Он произнес это слово, не глядя на нее, не отводя бокал ото рта. Мария протянула руку – ладонь была светлей тыльной стороны – и взяла его за предплечье:
– Ты за кого?
– За себя самого, ты же знаешь. Я всегда за себя самого.
Она медленно убрала руку.
– А кто эта худосочная блондиночка, с которой ты танцевал? Я уже несколько раз видела ее здесь с разными знаменитостями.
Сказано это было совсем иным тоном – безразличней и холодней. Фалько поставил бокал на стойку.
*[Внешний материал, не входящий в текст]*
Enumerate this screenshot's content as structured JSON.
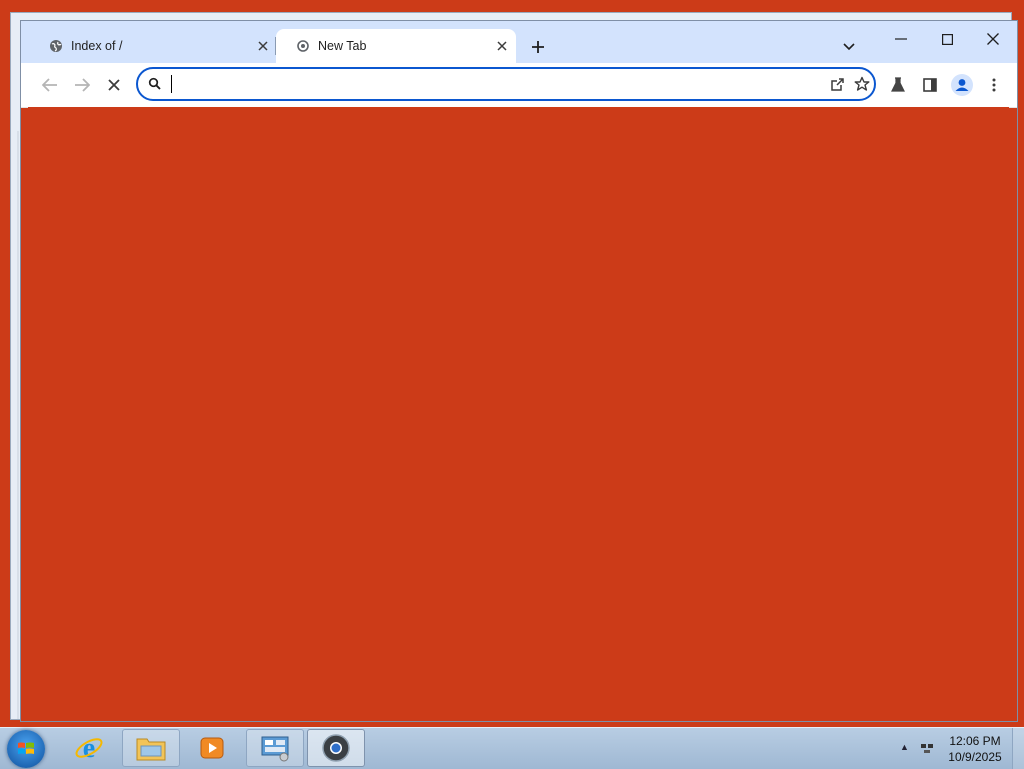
{
  "browser": {
    "tabs": [
      {
        "title": "Index of /",
        "active": false,
        "icon": "globe-icon"
      },
      {
        "title": "New Tab",
        "active": true,
        "icon": "loading-spinner-icon"
      }
    ],
    "omnibox": {
      "value": "",
      "placeholder": ""
    },
    "content_color": "#cc3b18",
    "accent_color": "#0b57d0"
  },
  "taskbar": {
    "apps": [
      "start-orb",
      "internet-explorer",
      "windows-explorer",
      "media-player",
      "control-panel",
      "chrome"
    ],
    "clock": {
      "time": "12:06 PM",
      "date": "10/9/2025"
    }
  }
}
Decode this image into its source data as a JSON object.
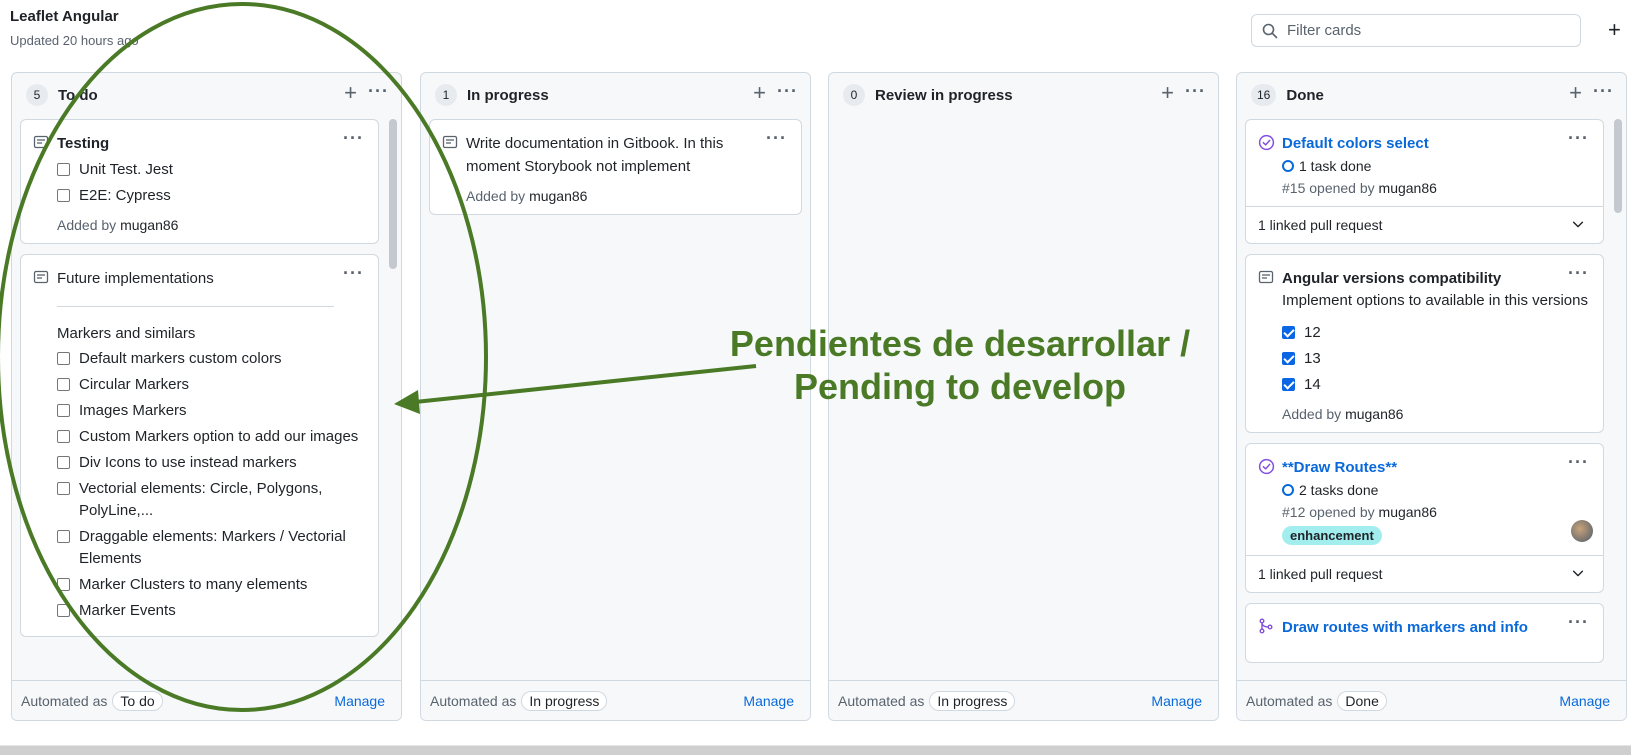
{
  "project": {
    "title": "Leaflet Angular",
    "updated": "Updated 20 hours ago"
  },
  "filter": {
    "placeholder": "Filter cards"
  },
  "icons": {
    "search": "search-icon",
    "note": "note-icon",
    "issue_closed": "issue-closed-icon",
    "pull_request_merged": "pull-request-merged-icon",
    "chevron": "chevron-down-icon",
    "more": "kebab-horizontal-icon",
    "plus": "plus-icon"
  },
  "colors": {
    "annotation": "#4a7a25",
    "link": "#0969da",
    "label_enhancement": "#a2eeef",
    "closed_issue": "#8250df"
  },
  "columns": [
    {
      "count": "5",
      "name": "To do",
      "footer": {
        "prefix": "Automated as",
        "pill": "To do",
        "manage": "Manage"
      },
      "cards": [
        {
          "title": "Testing",
          "checks": [
            "Unit Test. Jest",
            "E2E: Cypress"
          ],
          "added_prefix": "Added by",
          "author": "mugan86"
        },
        {
          "title": "Future implementations",
          "section": "Markers and similars",
          "checks": [
            "Default markers custom colors",
            "Circular Markers",
            "Images Markers",
            "Custom Markers option to add our images",
            "Div Icons to use instead markers",
            "Vectorial elements: Circle, Polygons, PolyLine,...",
            "Draggable elements: Markers / Vectorial Elements",
            "Marker Clusters to many elements",
            "Marker Events"
          ]
        }
      ]
    },
    {
      "count": "1",
      "name": "In progress",
      "footer": {
        "prefix": "Automated as",
        "pill": "In progress",
        "manage": "Manage"
      },
      "cards": [
        {
          "title": "Write documentation in Gitbook. In this moment Storybook not implement",
          "added_prefix": "Added by",
          "author": "mugan86"
        }
      ]
    },
    {
      "count": "0",
      "name": "Review in progress",
      "footer": {
        "prefix": "Automated as",
        "pill": "In progress",
        "manage": "Manage"
      },
      "cards": []
    },
    {
      "count": "16",
      "name": "Done",
      "footer": {
        "prefix": "Automated as",
        "pill": "Done",
        "manage": "Manage"
      },
      "cards": [
        {
          "title": "Default colors select",
          "tasks": "1 task done",
          "opened": "#15 opened by",
          "author": "mugan86",
          "linked": "1 linked pull request"
        },
        {
          "title": "Angular versions compatibility",
          "subtitle": "Implement options to available in this versions",
          "checks": [
            "12",
            "13",
            "14"
          ],
          "added_prefix": "Added by",
          "author": "mugan86"
        },
        {
          "title": "**Draw Routes**",
          "tasks": "2 tasks done",
          "opened": "#12 opened by",
          "author": "mugan86",
          "label": "enhancement",
          "linked": "1 linked pull request"
        },
        {
          "title": "Draw routes with markers and info"
        }
      ]
    }
  ],
  "annotation": {
    "line1": "Pendientes de desarrollar /",
    "line2": "Pending to develop"
  }
}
– Приятельница. Подружка приятеля.
– Когда это тебя останавливало?
– Ну, сейчас не тот случай.
Мария с сомнением покачала головой. Провела кончиком розового языка по верхней губе, и та заблестела, словно ее мазнули влажной мягкой кистью.
– Восемь месяцев прошло с того раза, как… Ты на несколько дней приезжал тогда в Берлин. Провел со мной две ночи.
В голосе ее не звучало упрека. Просто констатация факта. Да, когда Фалько в последний раз был в Берлине на стажировке в гестапо, он провел две ночи с Марией. И показал себя не в полном блеске, потому что перед свиданием четыре часа просидел на допросе шестнадцатилетнего паренька – члена антинацистской студенческой организации, раскрытой в Гейдельбергском университете.
– Да, по-дурацки получилось, – сказал он. – Но это были трудные дни.
Теперь уже он протянул руку и кончиками пальцев чуть дотронулся до ее шеи. Темный атлас от этого прикосновения едва заметно покрылся гусиной кожей. Дрогнули и полузакрылись веки с густыми ресницами.
– В ту ночь в Берлине мы все больше разговаривали, – произнесла Мария. – Лежали голые в темноте и говорили… Ну то есть я слушала, а говорил ты. Курил и говорил.
– Не помню, – солгал Фалько.
– И ты сказал тогда… Вдруг сказал такое, чего я не забыла: «Может быть, у мужчин, державших в объятьях многих женщин, в смертный час решимости больше, а страха – меньше». Ты по-прежнему так думаешь?